Radakin’s visit was the first time a high-ranking British military official had visited China since 2015.
The session opened with comments on the departure of the HMS Prince of Wales carrier strike group from Portsmouth, England, for a seven-and-a-half-month deployment to attend Operation Highmast alongside navies from the US, Japan, South Korea, Australia and New Zealand.
People wave British flags as they watch the HMS Prince of Wales leave from Portsmouth Naval Base in England on Tuesday.
Photo: AFP
Commodore James Blackmore, Commander of the UK Carrier Strike Group, told the Telegraph in an article published on Tuesday that he did not rule out the possibility the strike group would conduct a freedom of navigation operation through the Taiwan Strait.
“I will deliver whatever mission I am ordered to go and do — that’s my role,” the British daily quoted Blackmore as saying.

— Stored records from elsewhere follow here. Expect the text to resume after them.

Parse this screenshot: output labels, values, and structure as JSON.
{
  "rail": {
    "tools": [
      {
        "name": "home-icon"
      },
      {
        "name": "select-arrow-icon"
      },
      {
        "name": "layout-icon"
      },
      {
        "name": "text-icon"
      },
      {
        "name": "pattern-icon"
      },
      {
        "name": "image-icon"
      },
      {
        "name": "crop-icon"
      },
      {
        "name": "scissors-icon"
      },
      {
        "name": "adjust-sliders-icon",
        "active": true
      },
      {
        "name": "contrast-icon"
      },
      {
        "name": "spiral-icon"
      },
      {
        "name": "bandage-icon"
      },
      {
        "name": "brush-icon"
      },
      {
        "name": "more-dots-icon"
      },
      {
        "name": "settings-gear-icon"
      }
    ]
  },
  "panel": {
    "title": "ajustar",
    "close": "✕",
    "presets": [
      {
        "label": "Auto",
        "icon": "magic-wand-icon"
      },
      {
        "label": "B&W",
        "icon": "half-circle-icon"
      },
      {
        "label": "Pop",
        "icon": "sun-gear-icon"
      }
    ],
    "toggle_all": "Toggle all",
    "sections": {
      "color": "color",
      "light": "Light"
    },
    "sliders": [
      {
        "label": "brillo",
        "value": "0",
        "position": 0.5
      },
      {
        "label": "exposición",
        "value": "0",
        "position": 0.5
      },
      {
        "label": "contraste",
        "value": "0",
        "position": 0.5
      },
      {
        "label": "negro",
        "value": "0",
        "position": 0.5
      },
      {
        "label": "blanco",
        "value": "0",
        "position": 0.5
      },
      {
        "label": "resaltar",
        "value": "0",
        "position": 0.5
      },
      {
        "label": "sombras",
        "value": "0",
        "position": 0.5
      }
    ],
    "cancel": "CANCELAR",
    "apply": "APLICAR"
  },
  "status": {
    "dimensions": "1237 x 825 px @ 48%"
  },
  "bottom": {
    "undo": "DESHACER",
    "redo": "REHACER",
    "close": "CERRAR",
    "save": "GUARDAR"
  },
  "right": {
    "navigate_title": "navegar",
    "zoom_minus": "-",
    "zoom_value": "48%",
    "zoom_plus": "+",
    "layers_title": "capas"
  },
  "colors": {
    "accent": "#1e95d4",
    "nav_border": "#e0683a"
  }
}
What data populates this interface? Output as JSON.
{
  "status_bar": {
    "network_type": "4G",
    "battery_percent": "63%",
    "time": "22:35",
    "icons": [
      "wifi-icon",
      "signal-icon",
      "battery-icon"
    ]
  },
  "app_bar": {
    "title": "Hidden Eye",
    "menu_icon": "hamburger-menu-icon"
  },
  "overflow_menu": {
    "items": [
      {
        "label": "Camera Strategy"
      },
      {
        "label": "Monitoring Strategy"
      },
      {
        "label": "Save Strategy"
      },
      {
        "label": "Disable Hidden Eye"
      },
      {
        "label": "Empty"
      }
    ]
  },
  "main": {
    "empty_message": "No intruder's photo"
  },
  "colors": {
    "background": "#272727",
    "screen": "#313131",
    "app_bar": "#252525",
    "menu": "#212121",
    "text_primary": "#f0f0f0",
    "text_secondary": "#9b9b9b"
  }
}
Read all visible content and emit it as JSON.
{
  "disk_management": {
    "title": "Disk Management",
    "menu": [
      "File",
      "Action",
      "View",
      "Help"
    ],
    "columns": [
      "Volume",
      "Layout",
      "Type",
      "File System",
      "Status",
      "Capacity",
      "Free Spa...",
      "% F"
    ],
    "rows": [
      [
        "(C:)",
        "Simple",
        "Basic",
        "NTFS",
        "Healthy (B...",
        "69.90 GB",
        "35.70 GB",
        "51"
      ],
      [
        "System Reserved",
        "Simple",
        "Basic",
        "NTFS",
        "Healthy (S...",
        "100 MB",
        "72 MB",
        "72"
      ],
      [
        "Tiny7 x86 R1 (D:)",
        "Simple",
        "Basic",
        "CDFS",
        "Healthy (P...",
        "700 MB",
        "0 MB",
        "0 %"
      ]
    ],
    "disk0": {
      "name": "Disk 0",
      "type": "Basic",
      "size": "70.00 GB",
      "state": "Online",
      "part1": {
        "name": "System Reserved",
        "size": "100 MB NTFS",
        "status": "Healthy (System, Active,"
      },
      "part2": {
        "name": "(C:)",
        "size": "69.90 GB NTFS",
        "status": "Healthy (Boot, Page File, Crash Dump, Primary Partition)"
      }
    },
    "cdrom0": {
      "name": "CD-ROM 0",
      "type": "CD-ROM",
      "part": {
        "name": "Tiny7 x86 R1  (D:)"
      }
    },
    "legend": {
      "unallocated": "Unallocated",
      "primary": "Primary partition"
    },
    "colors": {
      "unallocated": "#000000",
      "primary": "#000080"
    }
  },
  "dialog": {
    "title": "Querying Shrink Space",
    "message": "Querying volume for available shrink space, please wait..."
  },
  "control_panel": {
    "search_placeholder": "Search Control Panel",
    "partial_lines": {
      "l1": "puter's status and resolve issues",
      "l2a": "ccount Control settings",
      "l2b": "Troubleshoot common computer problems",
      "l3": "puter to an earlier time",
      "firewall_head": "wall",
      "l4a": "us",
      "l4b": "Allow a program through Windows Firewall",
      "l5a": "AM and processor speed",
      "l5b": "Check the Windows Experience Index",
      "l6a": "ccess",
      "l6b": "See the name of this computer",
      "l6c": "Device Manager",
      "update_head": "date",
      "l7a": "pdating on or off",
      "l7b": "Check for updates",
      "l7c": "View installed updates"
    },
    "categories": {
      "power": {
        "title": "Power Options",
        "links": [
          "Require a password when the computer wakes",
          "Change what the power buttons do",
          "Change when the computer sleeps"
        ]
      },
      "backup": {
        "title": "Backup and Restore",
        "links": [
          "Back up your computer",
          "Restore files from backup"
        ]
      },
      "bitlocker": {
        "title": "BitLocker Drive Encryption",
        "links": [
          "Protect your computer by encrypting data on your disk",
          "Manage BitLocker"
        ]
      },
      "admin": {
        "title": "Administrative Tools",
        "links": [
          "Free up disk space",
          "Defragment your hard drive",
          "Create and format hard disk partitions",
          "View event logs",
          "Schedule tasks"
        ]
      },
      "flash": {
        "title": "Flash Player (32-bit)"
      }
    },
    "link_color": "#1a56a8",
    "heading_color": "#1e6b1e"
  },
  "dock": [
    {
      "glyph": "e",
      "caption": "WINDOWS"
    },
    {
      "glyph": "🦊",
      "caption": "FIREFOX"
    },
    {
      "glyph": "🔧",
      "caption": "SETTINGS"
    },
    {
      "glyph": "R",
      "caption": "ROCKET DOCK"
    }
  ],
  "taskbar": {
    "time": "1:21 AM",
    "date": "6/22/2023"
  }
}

Although he did not discuss the specifics of their route, Blackmore told the Telegraph that the Royal Navy had a clear motive for the journey.
“One of the purposes of being in the region is to hold up international order,” the newspaper quoted him as saying. “It’s demonstrating our commitment to that and reassuring our partners and allies. That choice of my routing will be taken by a much more senior government level.”
The HMS Richmond crossed through the Taiwan Strait in September 2021 on its way to Vietnam as a freedom of navigation exercise, with the British government stating at the time that “wherever the Royal Navy operate, they do so in full compliance with international law.”